É muito comum vivenciarmos momentos de tristeza e desânimo e acreditarmos que estamos na mais profunda depressão. Entendido como "o mal do século", o conceito tornou-se popular e passou a sofrer generalizações. Os desconfortos dos sintomas podem ser tão intensos, que a questão passou a ser recorrente nos consultórios de psicologia e psiquiatria atualmente.

Existe grande diferença entre depressão e tristeza. Todos nós experienciamos situações dolorosas e períodos de maior fragilidade. Sentir-se triste, perceber mudanças em alguns hábitos, como na alimentação, no sono e na disposição, não são sinônimos de que você está em depressão. Viver momentos de dor e de instabilidade emocional faz parte da vida humana, o que não significa que estes sentimentos não possam ser sentidos com intensidade e muito sofrimento. É possível entender a tristeza como saudável se pudermos compreendê-la como sentimento comum aos seres humanos e que permite, muitas vezes, reavaliações de si e do mundo.

Características de Depressão

Diferente do momentâneo estado de tristeza, a depressão se caracteriza pelo prolongamento dos sintomas. Você já pensou em procurar um especialista mas começou a sentir-se melhor e desistiu? Algumas vezes isso acontece porque as manifestações da depressão podem sofrer intervalos de maior e menor intensidade, levando a uma sensação temporária de melhora. Assim, o paciente adia a busca por ajuda por se sentir melhor, mas a tendência é a reincidência.

Outro aspecto que também pode levar a não procurar apoio profissional é o rótulo de doença mental que a depressão carrega. Existem muitos mitos em torno da questão, por isso é importante entender o que este estado psíquico realmente significa e compreender que o acompanhamento de profissionais especializados é importante para que o paciente volte a ter qualidade de vida.

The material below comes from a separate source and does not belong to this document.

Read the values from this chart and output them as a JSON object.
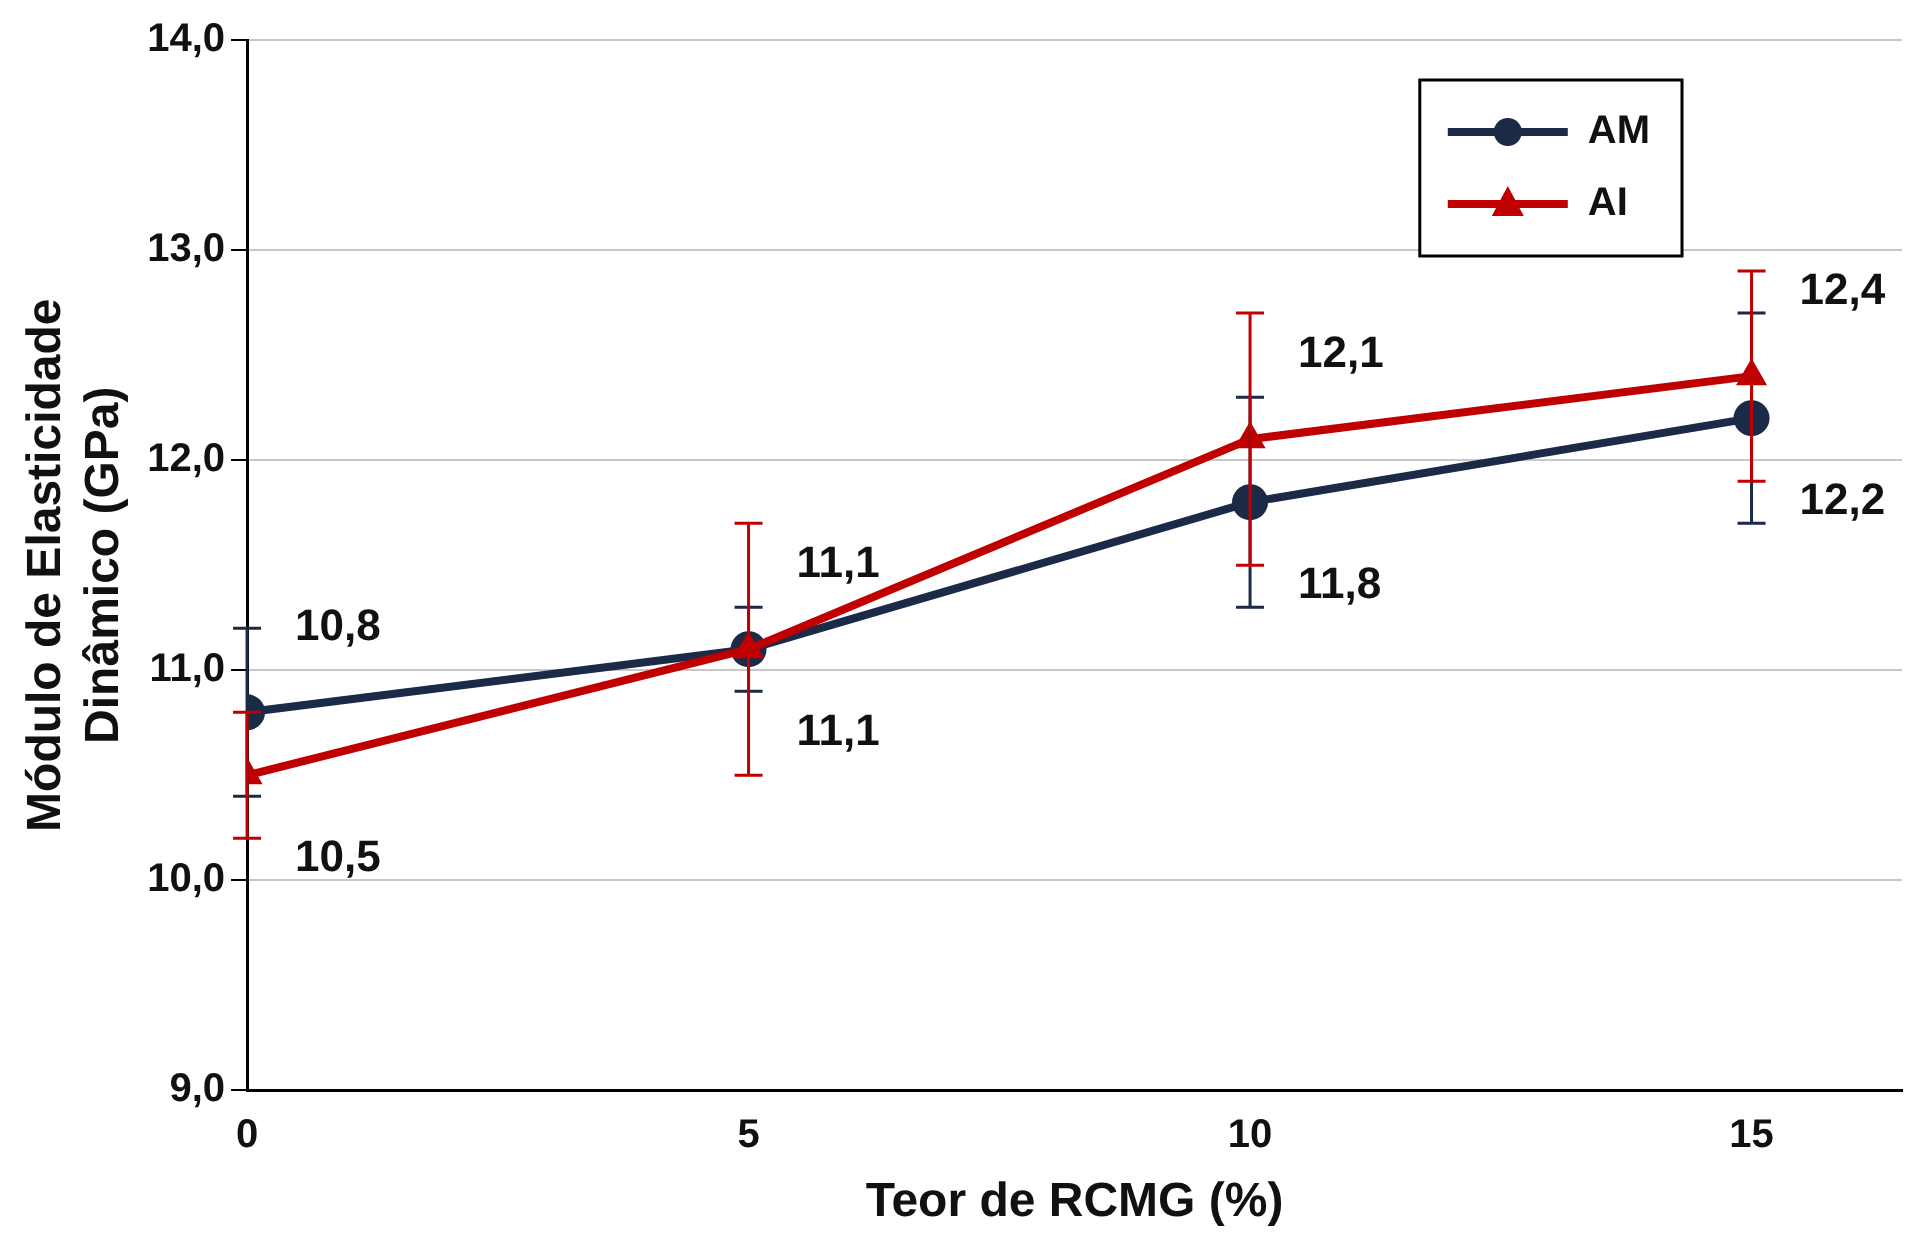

As manifestações podem variar bastante e incluir irritabilidade exacerbada, sentimentos de tédio, baixa auto-estima, alterações na memória, disfunções na função sexual, entre outros. Dalgalarrondo (2000) coloca que os quadros depressivos caracterizam-se por uma multiplicidade de sintomas afetivos, instintivos e neurovegetativos, ideativos e cognitivos, relativos à autovaloração, à volição e à psicomotricidade (p. 191). Muitas pessoas se questionam sobre os fundamentos da doença. Pode ser potencializada ou não por fatores genéticos e apresentar diversas causas, como uso de drogas, estresse, traumas, perdas e muitas outras experiências.

Tratamento de Depressão

Existem alguns tipos de depressão e podem ser de intensidade leve, moderada ou grave. Todos os casos merecem atenção e tratamento, pois a intensidade dos sintomas pode evoluir e trazer prejuízos físicos, à vida social, ocupacional, conjugal e a outras esferas da vida, levando até mesmo ao suicídio.

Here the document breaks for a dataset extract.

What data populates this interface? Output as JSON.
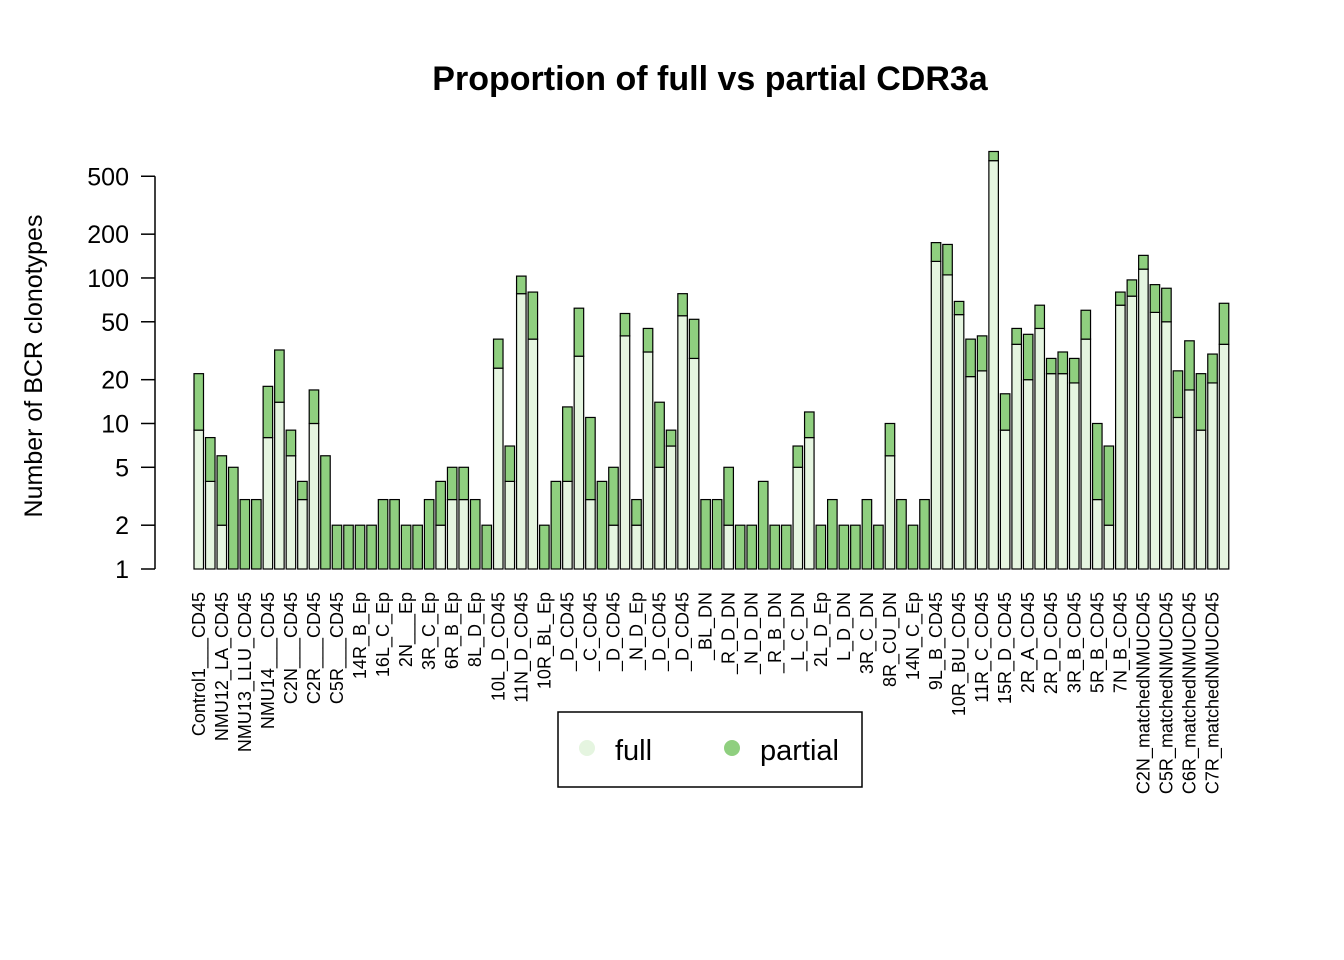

Não são todos os casos que necessitam de medicação, mas alguns devem ser acompanhados, concomitantemente, por um psicólogo e por um psiquiatra. Estas especialidades tornam-se complementares e, muitas vezes, dependentes. Uma prática oferece apoio à outra na medida em que a medicação pode permitir a diminuição dos níveis de angústia e ansiedade, o que dá a oportunidade de o paciente entrar em contato com suas questões com mais tranquilidade.

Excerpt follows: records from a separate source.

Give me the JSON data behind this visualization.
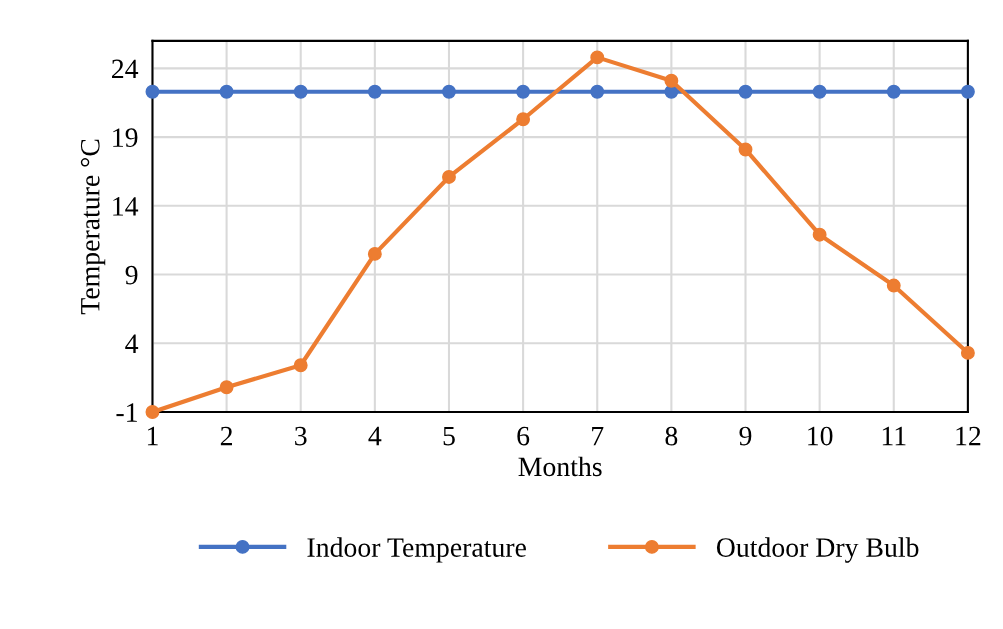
{
  "chart_data": {
    "type": "line",
    "xlabel": "Months",
    "ylabel": "Temperature °C",
    "x": [
      1,
      2,
      3,
      4,
      5,
      6,
      7,
      8,
      9,
      10,
      11,
      12
    ],
    "series": [
      {
        "name": "Indoor Temperature",
        "color": "#4472c4",
        "values": [
          22.3,
          22.3,
          22.3,
          22.3,
          22.3,
          22.3,
          22.3,
          22.3,
          22.3,
          22.3,
          22.3,
          22.3
        ]
      },
      {
        "name": "Outdoor Dry Bulb",
        "color": "#ed7d31",
        "values": [
          -1,
          0.8,
          2.4,
          10.5,
          16.1,
          20.3,
          24.8,
          23.1,
          18.1,
          11.9,
          8.2,
          3.3
        ]
      }
    ],
    "xlim": [
      1,
      12
    ],
    "xticks": [
      1,
      2,
      3,
      4,
      5,
      6,
      7,
      8,
      9,
      10,
      11,
      12
    ],
    "ylim": [
      -1,
      26
    ],
    "yticks": [
      -1,
      4,
      9,
      14,
      19,
      24
    ],
    "grid": true,
    "legend": "bottom",
    "marker": "circle",
    "line_style": "solid"
  }
}
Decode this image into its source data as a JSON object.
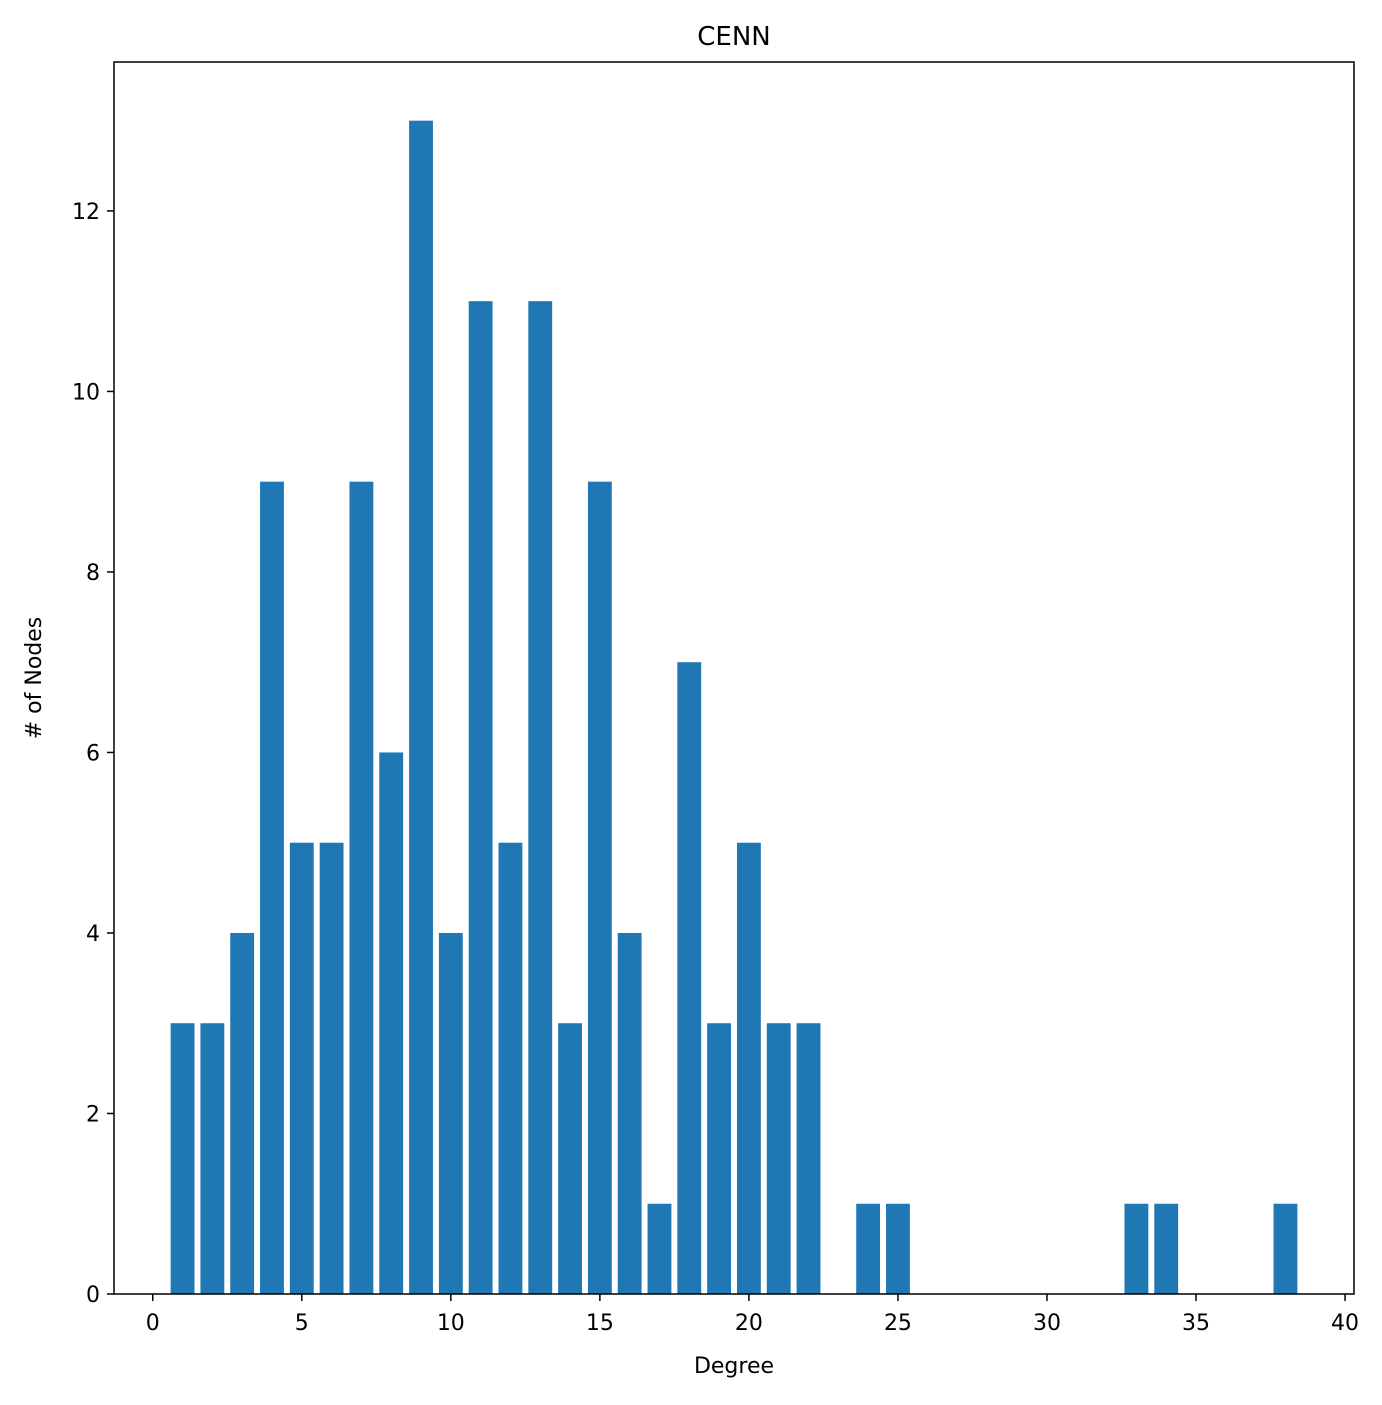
{
  "chart_data": {
    "type": "bar",
    "title": "CENN",
    "xlabel": "Degree",
    "ylabel": "# of Nodes",
    "xlim": [
      -1.3,
      40.3
    ],
    "ylim": [
      0,
      13.65
    ],
    "x_ticks": [
      0,
      5,
      10,
      15,
      20,
      25,
      30,
      35,
      40
    ],
    "y_ticks": [
      0,
      2,
      4,
      6,
      8,
      10,
      12
    ],
    "grid": false,
    "legend": "none",
    "bar_color": "#1f77b4",
    "points": [
      {
        "x": 1,
        "y": 3
      },
      {
        "x": 2,
        "y": 3
      },
      {
        "x": 3,
        "y": 4
      },
      {
        "x": 4,
        "y": 9
      },
      {
        "x": 5,
        "y": 5
      },
      {
        "x": 6,
        "y": 5
      },
      {
        "x": 7,
        "y": 9
      },
      {
        "x": 8,
        "y": 6
      },
      {
        "x": 9,
        "y": 13
      },
      {
        "x": 10,
        "y": 4
      },
      {
        "x": 11,
        "y": 11
      },
      {
        "x": 12,
        "y": 5
      },
      {
        "x": 13,
        "y": 11
      },
      {
        "x": 14,
        "y": 3
      },
      {
        "x": 15,
        "y": 9
      },
      {
        "x": 16,
        "y": 4
      },
      {
        "x": 17,
        "y": 1
      },
      {
        "x": 18,
        "y": 7
      },
      {
        "x": 19,
        "y": 3
      },
      {
        "x": 20,
        "y": 5
      },
      {
        "x": 21,
        "y": 3
      },
      {
        "x": 22,
        "y": 3
      },
      {
        "x": 24,
        "y": 1
      },
      {
        "x": 25,
        "y": 1
      },
      {
        "x": 33,
        "y": 1
      },
      {
        "x": 34,
        "y": 1
      },
      {
        "x": 38,
        "y": 1
      }
    ]
  }
}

Associada ao tratamento médico ou nos casos em que este não se faz necessário, o propósito da psicoterapia é proporcionar um ambiente acolhedor para que o paciente em sofrimento, isto é, aquele que vive um período de fragilidade emocional ou aquele em estado depressivo, possa revisitar-se, trabalhar suas questões e elaborar seus conflitos. Assim, torna-se possível uma vida mais feliz e com mais qualidade, na medida em que as experiências pessoais são resignificadas e passa a existir um novo olhar sobre si e sobre o mundo.